Gut zehn Wochen vor der Wahl scheint eines festzustehen: Erst in der Stichwahl am 28. Oktober dürfte der Nachfolger des scheidenden Präsidenten Michel Temer gewählt werden. Auch Lula würde, wenn er denn dürfte, nur um die 30 Prozent der Stimmen bekommen. Für einen Wahlsieg im ersten Durchgang wären mehr als 50 Prozent nötig. Jetzt liegt Bolsonaro mit rund 20 Prozent, je nach Institut mehr oder weniger, vorn.

Er tritt mit dem Motto „Rettet Brasilien“ für die Liberalsozialistische Partei PSL an, war zuvor bei den Christsozialen und davor bei anderen Parteien. Wie es derzeit aussieht, dürfte er in den zweiten Wahlgang kommen. Sein Problem im Falle eines Sieges: Bolsonaro hat die höchste Ablehnungsquote in allen Umfragen und es dürfte für ihn schwer werden, Koalitionspartner für eine Regierung zu finden.

Seine Gegnerin am 28. Oktober könnte Marina Silva werden. Sie kommt aus der Arbeiterpartei (PT), die allerdings an der rechtlich aussichtslosen Kandidatur von Lula festhält. Silva war unter Präsident Lula Umweltministerin und gilt als die grüne Stimme Brasiliens. Und natürlich als Linke, sonst wäre sie nicht Ministerin bei Lula geworden. In den verschiedenen Umfragen wurden ihr zwischen 12 und 14 Prozent zugeschrieben.

Ciro Gomes ist Kandidat der Demokratischen Arbeiterpartei (PDT). Der 60-jährige Rechtsanwalt hat in Harvard studiert, war Wirtschaftsminister unter Itamar Franco. Er hofft auf die Stimmen der PT, wenn es dabei bleibt, dass Lula nicht gewählt werden darf.

Kandidat der Sozialdemokratischen Partei (PSDB) ist der Arzt und Universitätsprofessor Geraldo Alckmin. Der ehemalige Gouverneur des Bundesstaats Sao Paulo liegt in Umfragen weit abgeschlagen. Ebenso der bisherige Finanzminister des amtierenden Präsidenten Temer, Henrique Meirelles. Er tritt für dessen Partei Demokratische Bewegung (MDB) an.

Meirelles hat sich international in der Wirtschaft Anerkennung verdient, weil er Brasilien durch die Wirtschaftskrise 2014 bis 2016 gebracht hat. Im Volk scheint er so unbeliebt wie Temer selbst: Zwischen einem und zwei Prozent hat er in Umfragen.

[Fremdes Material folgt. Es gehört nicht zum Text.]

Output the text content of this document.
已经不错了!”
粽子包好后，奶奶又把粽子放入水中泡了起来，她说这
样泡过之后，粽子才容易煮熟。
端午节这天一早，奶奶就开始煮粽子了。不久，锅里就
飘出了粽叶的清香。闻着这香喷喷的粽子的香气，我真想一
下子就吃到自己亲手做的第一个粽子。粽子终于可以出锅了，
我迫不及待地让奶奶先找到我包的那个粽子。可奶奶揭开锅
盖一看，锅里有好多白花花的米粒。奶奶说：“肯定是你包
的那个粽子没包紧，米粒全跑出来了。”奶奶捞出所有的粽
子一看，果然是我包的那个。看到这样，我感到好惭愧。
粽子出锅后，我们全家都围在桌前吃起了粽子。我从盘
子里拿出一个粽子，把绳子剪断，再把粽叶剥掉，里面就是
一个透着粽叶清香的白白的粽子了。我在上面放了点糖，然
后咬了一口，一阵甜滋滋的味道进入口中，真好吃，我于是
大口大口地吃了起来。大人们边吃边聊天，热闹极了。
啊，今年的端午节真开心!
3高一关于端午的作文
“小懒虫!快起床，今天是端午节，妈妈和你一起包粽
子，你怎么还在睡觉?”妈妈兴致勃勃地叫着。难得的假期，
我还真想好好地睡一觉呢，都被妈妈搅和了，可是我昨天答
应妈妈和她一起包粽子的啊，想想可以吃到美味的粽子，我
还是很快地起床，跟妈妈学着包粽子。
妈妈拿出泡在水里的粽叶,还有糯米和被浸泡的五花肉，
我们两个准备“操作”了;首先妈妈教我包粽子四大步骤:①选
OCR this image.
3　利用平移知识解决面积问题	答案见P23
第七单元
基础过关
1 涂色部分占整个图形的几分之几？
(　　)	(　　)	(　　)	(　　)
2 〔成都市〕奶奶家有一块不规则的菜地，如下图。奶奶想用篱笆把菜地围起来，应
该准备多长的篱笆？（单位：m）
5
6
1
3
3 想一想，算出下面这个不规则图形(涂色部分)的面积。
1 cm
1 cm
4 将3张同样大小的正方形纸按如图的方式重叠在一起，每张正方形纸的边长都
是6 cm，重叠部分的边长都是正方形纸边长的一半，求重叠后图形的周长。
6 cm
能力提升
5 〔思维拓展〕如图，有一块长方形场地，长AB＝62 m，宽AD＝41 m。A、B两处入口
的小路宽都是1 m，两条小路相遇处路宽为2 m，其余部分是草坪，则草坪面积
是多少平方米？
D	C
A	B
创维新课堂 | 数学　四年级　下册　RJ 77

Mexikos Wahl als „Warnung“

Präsident Temer war zu Wochenbeginn zum Abschiedsbesuch in Mexiko bei dem ebenfalls ausscheidenden Enrique Peña Nieto, der sein Amt im August abgeben wird. Die Wahl in Mexiko vom 1. Juli mit dem linken Wahlsieger Andres Manuel Lopez Obrador (AMLO) könnte Auswirkungen bei der Brasilien-Wahl haben.

Da Bolsonaro im zweiten Wahlgang auf einen Kandidaten aus dem linken Spektrum treffen wird, kann der Sieg des Linken in Mexiko als Argument zur Überzeugung der Wähler der Mitte dienen, gegen einen linken Kandidaten zu stimmen, auch wenn ihnen Bolsonaro eigentlich viel zu rechts ist.